Tell me if this sounds familiar.  On Saturday I had people over.  My living room, dining room and kitchen looked decent.  My bedroom and basement were suddenly bombarded with “stuff”.

I’m a wee bit of a hoarder.  Not in the hardcore, 20 years of unread newspapers stacked in my living room kind of way, but when I see things on sale that I really like or really want, I stock up.  I don’t even shop that often, but I’m really good at finding sales when I do.  I’ve always been of the more is more sensibility when it comes to things like craft supplies, toiletries, and canned goods, but in the last few years I’ve actually cut back.  You probably wouldn’t notice if you saw my house, but honestly, I’m better than I was.

When my dad died most of his 1400sq ft condo ended up in my 1400sq ft house and I already had my own crap.  I became further buried in treasures that I didn’t really want, but I didn’t have the heart to get rid of including clothing, records, hand tools and literature from his work.  Some days I wonder if I keep it just in case he might need it. . .

Right now my main floor is clear and clean and I feel calm when I walk through.  Then I go to bed and stumble through the laundry baskets, the papers, the books, the exercise equipment and the various bits and bobs that have collected there over the years and I feel defeated.  I have clothes that fit, but I don’t wear, I have books that I want to read, but haven’t, I have my bed and a guest bed, and without exaggeration I have 20 sets of sheets and then there are the towels.  I love buying towels.  Last year I was on a quest to find a giant beach towel that would go around me when I’m at the gym.  I found some nice ones in Florida, so I bought 4 of them.  Then I found some here at Walmart so I bought two more.  I also have pairs of standard bath towels in almost every colour and a few extra to boot.  And I can’t get rid of them – they are “good” towels after all!

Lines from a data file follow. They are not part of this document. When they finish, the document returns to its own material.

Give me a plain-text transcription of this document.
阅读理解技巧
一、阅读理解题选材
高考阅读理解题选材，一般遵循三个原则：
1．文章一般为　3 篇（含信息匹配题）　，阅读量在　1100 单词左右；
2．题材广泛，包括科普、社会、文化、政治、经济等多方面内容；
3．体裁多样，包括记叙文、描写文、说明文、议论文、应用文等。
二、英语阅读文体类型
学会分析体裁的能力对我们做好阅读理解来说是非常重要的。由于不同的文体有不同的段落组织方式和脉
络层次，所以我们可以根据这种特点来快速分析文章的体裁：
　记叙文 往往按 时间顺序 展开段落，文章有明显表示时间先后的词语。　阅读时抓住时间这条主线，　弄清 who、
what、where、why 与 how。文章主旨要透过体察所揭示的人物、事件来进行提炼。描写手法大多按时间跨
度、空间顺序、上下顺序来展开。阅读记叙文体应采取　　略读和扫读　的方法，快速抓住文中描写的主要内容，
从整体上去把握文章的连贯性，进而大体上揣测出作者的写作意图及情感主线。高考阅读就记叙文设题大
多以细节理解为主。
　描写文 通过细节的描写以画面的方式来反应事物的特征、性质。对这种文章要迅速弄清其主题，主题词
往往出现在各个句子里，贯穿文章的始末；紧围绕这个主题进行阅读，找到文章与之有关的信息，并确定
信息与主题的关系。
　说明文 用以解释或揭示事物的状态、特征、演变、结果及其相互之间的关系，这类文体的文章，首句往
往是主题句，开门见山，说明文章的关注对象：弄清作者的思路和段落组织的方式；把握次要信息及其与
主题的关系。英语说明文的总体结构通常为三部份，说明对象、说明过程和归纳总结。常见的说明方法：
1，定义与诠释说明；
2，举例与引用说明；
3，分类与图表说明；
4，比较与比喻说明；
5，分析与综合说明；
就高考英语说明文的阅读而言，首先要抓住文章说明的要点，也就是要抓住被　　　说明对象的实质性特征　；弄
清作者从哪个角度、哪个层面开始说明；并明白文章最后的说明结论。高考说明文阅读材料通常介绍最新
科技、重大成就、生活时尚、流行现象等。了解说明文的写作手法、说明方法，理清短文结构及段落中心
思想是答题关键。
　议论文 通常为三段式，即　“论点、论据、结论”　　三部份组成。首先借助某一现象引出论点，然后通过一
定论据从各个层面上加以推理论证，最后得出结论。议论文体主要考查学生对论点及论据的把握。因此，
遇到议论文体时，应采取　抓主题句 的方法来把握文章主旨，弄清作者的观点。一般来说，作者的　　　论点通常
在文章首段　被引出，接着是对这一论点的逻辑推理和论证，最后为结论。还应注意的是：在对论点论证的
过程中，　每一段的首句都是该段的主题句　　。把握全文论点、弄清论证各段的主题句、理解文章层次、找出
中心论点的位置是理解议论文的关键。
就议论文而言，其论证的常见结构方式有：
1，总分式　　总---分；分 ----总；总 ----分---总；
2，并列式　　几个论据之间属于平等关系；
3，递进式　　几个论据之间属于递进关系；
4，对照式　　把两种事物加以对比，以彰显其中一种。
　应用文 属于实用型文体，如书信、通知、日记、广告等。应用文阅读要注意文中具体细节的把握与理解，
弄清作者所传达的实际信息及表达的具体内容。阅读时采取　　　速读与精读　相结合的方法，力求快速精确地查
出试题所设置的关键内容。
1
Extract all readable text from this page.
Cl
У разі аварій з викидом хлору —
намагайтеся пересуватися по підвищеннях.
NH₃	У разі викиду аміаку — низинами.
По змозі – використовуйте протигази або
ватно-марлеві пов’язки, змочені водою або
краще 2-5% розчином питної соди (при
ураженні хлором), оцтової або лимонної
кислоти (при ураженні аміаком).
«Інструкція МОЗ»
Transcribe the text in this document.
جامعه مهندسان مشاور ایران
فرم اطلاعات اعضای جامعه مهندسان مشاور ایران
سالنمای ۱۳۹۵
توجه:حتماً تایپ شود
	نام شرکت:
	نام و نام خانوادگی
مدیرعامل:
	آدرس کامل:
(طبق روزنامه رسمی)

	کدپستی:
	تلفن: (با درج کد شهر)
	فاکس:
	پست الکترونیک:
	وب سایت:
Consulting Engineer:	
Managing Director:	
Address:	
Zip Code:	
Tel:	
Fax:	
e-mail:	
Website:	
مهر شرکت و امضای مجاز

I dabble as an organizer and with other people’s stuff I can see the problems, find unique solutions and help them purge the stuff that was weighing them down, but with my own stuff it’s just not that easy.  In the last couple of years I have actually gotten rid of a lot of stuff.  I held a media swap and invited friends to bring CD’s, books and DVD’s to trade and whatever wasn’t taken I donated.  I have taken carloads of stuff to the Goodwill, I have shredded old bills and yet there are days when I just can’t see the difference.

I’m starting to pack my house to move and so whether I like it or not a lot of stuff is on it’s way out and not into my next home.  I really want to live in a minimalist home.  Not in a crazy one pair of pants and a Murphy bed kind of way, but definitely surrounded by less stuff that I have to think about, worry about and maintain.